Karşınızda Deniz Aytekin ve sevimli dostları Cavaliler King Charles Spaniels. Bu cinsin dişileri, ortalama otuz-otuz beş santim boylarına ulaşabilir. Erkekler ise yine aynı şekilde otuz-otuz üç santim boyuna çıkabilir. Bu köpek için uyumlu, oyuncu, korkusuz, sabırlı ve sevecen diyebiliriz. Aslında kendisi bir av köpeğidir. Onunla oynamak oldukça zevkli ve eğlenceli. İsmini Kral Charles’tan almıştır. İngiliz kraliyet ailesi için karma bir cins olduğu söylenir. Bazen kendisini insan sandığını düşünüyorum.Çünkü, sırt üstü yatar, horlayarak rüyalar görür ve gecenin bir yarısı aniden havlayarak hepimizi hoplatabilir. Kendisi, oldukça iştahlı; ama, mamasından çok bizim yediklerimizi yemek ister. Dibinizde ağlamaklı gözlerle yemek isterse, şaşırmayın.

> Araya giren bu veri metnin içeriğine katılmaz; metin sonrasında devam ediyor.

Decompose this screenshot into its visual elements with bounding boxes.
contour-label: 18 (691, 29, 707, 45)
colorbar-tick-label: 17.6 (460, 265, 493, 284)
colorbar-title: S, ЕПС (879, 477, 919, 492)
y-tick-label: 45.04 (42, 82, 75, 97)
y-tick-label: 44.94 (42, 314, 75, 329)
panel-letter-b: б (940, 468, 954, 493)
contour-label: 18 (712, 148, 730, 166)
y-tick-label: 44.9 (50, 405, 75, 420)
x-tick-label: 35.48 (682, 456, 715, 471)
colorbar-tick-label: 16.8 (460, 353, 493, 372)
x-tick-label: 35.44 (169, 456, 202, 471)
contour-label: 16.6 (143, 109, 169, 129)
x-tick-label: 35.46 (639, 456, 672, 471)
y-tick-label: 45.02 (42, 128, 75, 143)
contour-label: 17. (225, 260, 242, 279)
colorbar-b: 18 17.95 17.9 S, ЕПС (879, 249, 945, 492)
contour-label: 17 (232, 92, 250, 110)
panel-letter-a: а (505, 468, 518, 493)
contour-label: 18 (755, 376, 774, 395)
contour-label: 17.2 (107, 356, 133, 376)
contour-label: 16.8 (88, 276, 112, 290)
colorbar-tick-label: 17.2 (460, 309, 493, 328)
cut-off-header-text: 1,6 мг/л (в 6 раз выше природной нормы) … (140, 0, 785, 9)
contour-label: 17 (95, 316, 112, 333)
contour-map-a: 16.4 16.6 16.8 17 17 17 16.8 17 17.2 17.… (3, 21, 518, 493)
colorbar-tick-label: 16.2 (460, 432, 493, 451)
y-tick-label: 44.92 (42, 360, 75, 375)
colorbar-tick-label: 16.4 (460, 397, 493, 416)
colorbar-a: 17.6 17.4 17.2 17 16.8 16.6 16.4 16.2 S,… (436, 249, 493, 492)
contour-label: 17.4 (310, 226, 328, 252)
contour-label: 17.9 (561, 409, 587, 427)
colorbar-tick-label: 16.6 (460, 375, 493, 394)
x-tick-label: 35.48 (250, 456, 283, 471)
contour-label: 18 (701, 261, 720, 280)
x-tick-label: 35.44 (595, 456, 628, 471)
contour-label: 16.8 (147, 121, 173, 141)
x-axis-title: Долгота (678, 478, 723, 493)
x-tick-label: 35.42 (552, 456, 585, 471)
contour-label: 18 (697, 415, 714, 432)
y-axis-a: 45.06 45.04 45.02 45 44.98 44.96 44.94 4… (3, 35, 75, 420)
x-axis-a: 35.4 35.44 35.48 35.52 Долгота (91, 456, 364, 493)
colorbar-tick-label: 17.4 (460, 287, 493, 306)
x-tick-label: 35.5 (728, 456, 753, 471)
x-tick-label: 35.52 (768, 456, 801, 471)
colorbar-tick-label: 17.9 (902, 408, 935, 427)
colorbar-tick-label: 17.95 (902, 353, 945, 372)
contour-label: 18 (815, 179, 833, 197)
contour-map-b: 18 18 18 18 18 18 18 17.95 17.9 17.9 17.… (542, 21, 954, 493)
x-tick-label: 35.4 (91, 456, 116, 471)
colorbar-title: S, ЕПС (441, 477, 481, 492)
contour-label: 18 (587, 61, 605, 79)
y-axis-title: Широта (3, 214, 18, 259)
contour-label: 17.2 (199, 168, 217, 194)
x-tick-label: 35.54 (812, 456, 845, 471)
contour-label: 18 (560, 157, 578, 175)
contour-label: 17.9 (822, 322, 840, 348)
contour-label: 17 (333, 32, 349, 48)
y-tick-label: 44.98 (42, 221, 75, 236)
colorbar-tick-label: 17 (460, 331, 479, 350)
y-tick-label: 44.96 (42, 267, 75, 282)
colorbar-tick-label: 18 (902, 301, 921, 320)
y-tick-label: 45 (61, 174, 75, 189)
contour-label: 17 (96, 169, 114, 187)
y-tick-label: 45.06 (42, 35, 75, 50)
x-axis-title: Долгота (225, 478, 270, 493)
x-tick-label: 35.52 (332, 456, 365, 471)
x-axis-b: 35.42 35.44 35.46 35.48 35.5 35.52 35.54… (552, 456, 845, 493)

Bu dostlarla vakit geçirmek kadar seyretmek de keyif verir. Çocuk dostu arkadaşlarım, nasıl mı? gözüküyor. Bir göz atın bakalım.
Bu cins köpekler, ortalama 14 yıl yaşar. Ev yemeğinden vermemeye itina gösterelim. Neden mi? Ev yemeğiyle beslenirlerse, köpeğin ömrü kısalır. Çoğu kişi, bu köpeğin evde beslenebilecek en iyi köpeklerden biri olduğu konusunda hem fikirdir. Benim de, böyle sevimli bir arkadaşım var. İsmi Hera; çok kısa,tek kelimeyle Hera. Hera, ismini Zeus’un karısının isminden almıştır. Tınısı,hem Hera’ya hem bize iyi geliyor.
Dört yaşındaki köpeğim, güzel olduğu kadar eğitimli bir köpek. En sevdiğim cins köpeklerden biri. Hera ilk geldiğinde 3 aylıktı ona tuvalet eğitimi vermek bir hayli zor oldu. Günlerce uğraştık. Evin bir odasını boşaltarak her yeri gazete kağıdı ile kapladık. Her gün bir yaprak gazete alarak alanı küçülttük. Neredeyse on günün sonunda, son gazete parçasıyla bahçeye çıktık. Ve mutlu son tuvaleti geldiğinde dışarıya çıkmayı öğrendi. Zordur köpek sahibi olmak; sabah erkenden dışarı çıkarman gerekir ve akşamları da, ayrıca otel tatiline falan gidemezsin mesela. Özlersin hem de bir yere bırakınca. Her ay düzenli olarak veterinere götürmen gerekir. Çünkü onlar da insanlar gibi hastalıklardan korunmak için aşı olurlar.
Bazı insanların yaptığı kötü bir davranışı irdelemek isterim. Çünkü çok üzülüyorum bu duruma. Bazıları alıp bir iki yıl bakıp köpekleri evlerinden atıyorlar. Ev ortamına alışan hayvancıklar, sokak ortamına adapte olmakta güçlük çekerken bir de sevdikleri tarafından terk edilmenin ızdırabını yaşayarak sokak yaşantısına başlıyorlar. Kapınızı açın,açtıysanız da asla kapınızı kapatmayın. Kalpsiz insanlardan olmayın, samimi ve sevgi dolu olun. İnsanlıkla bağınızı koparmamaya çalışın.